Цецилия развязала белый кружевной шарф, покрывавший ее плечи и талию, и направилась к кресту.
– Что вы хотите сделать? – спросил Эгберт.
– Ведь я сказала: хочу оставить здесь знак своего пребывания, для того чтобы в Оденсберге поверили, что я была на Альбенштейне. Мой шарф будет развеваться там, на кресте.
– Но это – крайность, безумство! Вернитесь!
Однако Цецилия не послушалась. Стоя на самом краю пропасти, она обвязала крест шарфом. Страшно было смотреть на нее, ведь достаточно одного неосторожного движения – и она лежала бы разбитая в пропасти.
– Фрейлейн фон Вальденроде, вернитесь, прошу вас! – воскликнул Рунек.
Голос молодого человека был глух и беззвучен, в нем слышалось что-то вроде мучительной тоски. Цецилия обернулась и засмеялась:
– Неужели вы умеете просить? Я отойду… только посмотрю вниз, мне это нравится.

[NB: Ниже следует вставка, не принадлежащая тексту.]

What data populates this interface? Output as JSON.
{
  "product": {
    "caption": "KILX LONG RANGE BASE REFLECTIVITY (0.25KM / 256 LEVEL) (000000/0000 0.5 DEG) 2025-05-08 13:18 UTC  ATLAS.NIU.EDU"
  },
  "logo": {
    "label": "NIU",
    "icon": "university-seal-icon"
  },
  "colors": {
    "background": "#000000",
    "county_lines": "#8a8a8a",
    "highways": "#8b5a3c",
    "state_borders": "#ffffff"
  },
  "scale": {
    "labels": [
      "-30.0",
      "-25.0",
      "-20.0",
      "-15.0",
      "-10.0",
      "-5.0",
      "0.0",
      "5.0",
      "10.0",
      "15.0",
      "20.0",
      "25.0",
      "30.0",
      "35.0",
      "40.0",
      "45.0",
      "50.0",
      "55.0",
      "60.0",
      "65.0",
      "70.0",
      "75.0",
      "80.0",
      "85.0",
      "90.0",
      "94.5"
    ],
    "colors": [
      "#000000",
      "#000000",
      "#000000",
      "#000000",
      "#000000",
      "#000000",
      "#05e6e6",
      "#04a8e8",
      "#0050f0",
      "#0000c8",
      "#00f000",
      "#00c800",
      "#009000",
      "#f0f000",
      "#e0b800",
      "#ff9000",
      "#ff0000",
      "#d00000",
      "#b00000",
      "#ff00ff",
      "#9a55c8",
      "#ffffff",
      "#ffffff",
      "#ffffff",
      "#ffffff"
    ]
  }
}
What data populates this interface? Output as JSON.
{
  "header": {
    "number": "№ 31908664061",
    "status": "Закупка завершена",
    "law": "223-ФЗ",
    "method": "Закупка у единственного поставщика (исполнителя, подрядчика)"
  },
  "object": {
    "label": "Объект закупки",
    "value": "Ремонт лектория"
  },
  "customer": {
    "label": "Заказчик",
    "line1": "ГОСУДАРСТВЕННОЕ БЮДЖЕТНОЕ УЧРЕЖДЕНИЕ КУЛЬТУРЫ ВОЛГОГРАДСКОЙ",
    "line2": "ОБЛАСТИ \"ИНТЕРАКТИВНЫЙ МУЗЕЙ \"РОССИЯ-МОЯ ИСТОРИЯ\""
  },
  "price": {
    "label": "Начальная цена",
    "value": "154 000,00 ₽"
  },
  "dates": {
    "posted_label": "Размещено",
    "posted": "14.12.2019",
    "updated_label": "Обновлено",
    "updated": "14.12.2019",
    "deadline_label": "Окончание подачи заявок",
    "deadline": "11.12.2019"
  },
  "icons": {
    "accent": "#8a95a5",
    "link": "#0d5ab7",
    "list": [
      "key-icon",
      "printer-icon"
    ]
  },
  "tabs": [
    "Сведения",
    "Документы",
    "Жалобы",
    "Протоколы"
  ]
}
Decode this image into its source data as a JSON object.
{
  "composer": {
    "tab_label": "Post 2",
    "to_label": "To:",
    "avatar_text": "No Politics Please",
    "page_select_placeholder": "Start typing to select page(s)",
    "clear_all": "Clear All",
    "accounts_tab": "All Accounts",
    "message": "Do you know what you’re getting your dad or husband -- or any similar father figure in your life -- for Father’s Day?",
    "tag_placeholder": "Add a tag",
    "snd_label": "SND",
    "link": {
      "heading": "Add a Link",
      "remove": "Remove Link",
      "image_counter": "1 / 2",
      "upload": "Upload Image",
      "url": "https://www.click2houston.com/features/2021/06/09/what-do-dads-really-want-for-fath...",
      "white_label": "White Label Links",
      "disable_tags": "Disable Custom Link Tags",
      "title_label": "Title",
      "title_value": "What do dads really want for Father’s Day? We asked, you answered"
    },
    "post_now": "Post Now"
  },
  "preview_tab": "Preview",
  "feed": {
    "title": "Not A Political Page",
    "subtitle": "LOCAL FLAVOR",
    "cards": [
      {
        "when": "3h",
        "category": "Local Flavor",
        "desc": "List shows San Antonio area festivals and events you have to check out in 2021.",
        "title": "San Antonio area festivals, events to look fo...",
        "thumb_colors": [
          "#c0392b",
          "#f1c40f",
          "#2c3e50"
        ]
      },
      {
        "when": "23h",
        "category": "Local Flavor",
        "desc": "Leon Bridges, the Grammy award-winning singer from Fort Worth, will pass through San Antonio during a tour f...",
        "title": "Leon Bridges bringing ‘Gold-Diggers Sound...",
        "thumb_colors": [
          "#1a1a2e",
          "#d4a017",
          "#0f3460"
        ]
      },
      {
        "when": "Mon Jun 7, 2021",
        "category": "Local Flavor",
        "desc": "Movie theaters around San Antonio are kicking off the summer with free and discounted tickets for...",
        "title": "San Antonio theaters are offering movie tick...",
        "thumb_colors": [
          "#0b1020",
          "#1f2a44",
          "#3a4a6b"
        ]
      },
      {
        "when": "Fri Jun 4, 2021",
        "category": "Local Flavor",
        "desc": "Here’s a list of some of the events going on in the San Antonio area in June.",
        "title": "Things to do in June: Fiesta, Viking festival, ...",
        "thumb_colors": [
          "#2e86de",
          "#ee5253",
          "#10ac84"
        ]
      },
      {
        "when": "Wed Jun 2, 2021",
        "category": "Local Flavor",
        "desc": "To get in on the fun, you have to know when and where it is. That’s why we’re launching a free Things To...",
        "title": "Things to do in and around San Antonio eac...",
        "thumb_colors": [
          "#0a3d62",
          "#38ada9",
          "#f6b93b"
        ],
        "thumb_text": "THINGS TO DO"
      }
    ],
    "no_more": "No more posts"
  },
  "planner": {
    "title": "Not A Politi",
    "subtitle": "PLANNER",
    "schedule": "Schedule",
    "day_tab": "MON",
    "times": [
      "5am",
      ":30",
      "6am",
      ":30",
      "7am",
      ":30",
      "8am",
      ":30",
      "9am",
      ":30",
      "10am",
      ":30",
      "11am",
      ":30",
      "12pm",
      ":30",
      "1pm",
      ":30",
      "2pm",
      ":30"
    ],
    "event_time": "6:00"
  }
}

И в самом деле, охватив правой рукой крест, она сильно перегнулась над пропастью и бесстрашно заглянула в нее.
Эгберт невольно сделал несколько шагов к ней и протянул руку, как будто хотел силой увести ее с опасного места, он не сделал этого, но когда Цецилия наконец отошла от креста, в его лице не было ни кровинки.
– Теперь вы верите моему бесстрашию? – кокетливо спросила она.
– Не было никакой надобности в такой дерзкой игре с опасностью лишь для того, чтобы убедить меня, – ответил он сурово и, когда смелая девушка благополучно вернулась, глубоко вздохнул. – Один неверный шаг – и вы погибли бы.
– У меня не кружится голова, мне хотелось испытать сладкое и жуткое чувство, сжимающее сердце, когда стоишь над пропастью. Так и тянет вниз, так и кажется, что ты должна броситься туда, навстречу смерти! Вы никогда этого не испытывали?
– Нет, – холодно сказал Эгберт. – Надо иметь много… свободного времени для того, чтобы испытывать подобные ощущения.
– Которые вы считаете недостойными серьезного человека?
– По крайней мере, нездоровыми. Кому нужна жизнь для труда, тот дорожит ею, а если рискует, то лишь тогда, когда этого требует долг.
Если бы этот резкий ответ был произнесен кем-то другим, Цецилия, не говоря ни слова, повернулась бы спиной к такому нахалу. Несколько минут она молча смотрела на лицо молодого человека, все еще покрытое бледностью, а потом улыбнулась.
– Благодарю за нравоучение! Мы ведь не понимаем друг друга, господин Рунек.
– Я уже говорил, что мы принадлежим к двум различным мирам.
– Хотя и стоим так близко друг к другу здесь, на вершине Альбенштейна, – насмешливо договорила Цецилия. – Впрочем, я нахожу, что достаточно насладилась этим оригинальным удовольствием, я буду возвращаться.